We didn’t get to the pointy end, as we were lured by the promise of a desert white sand beach! Among mosquitos and other kind of insects, we still loved this little gem. End of the road. People only during the day, very relaxing. The perfect spot for our habitual ritual of cleaning and organising that take place everytime we come back after a long trip away from Sal Solcito. We missed her and the lifestyle we created for us. And it has become the place to come back to that allow us to survive all the hours of flying , the craziness of the cites (both Sydney and baires), the work, the intensity of being and then say goodbye to the family. We stayed in Chame for 3 days! I said to Hecti that I noticed how our modus of traveling has changed. We now spend more time in some places (unheard of a few years ago!). We are moving slowly now, knowing that we only have a few months until we fly again, so why bother hurried up?

El Valle

The heat finally pushed us out, and into the valley. Looking for some bushwalk and hike we found La india dormida. 3 days later and still can’t walk! A hike of 300 mts elevation was all my heart needed to be happy and all my legs needed to be walking like a wooden puppet! We slept on a great piece of grass next to the firefighters. Huge breeze and a difficult sting from an insect had my arm swollen into a disproportion form! Getting to know then the hospital in a nearby town was another level of experience!

And so back to Playa Ermitas, considering where to go next…

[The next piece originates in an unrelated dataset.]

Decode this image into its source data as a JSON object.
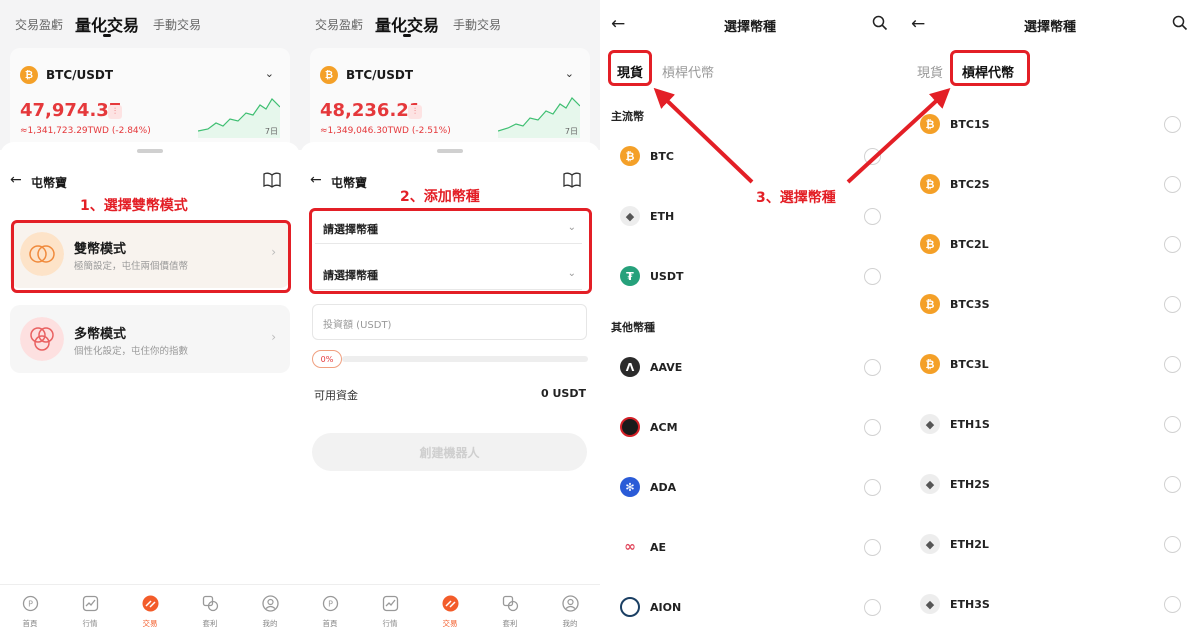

We received this new year (2020!) in Playa Ermitas, playing dominos with the locals, BBQ sausages, red wine in a plastic cup, a little breeze, an absolute perfect night. We were advised of the craziness that was took place on the 1 of January. From 4 am onwards hordes of cars, people, extreme loud music and beers descended to the beach! We tried to get some sleep and when we tried to open our door it was almost impossible! We were surrounded! Walked then about 200 mts on the beach just to be able to sit quietly, enjoying the day while we waited for things to calm down. That happened around 6:00 pm and we were left with so much rubbish around us that it was really upsetting. I did grab a paper box early on and picked up every can or bottle that was left on the beach but with almost thousands of people and millions of cans it was a nonsense task.

Playa de desembarcadero

Instead of staying on the panamerican highway we continue our drive though some little towns until the heat took us back to the beach, where we found the perfect spot at Pedasi, where the boats crossed to Iguana Island.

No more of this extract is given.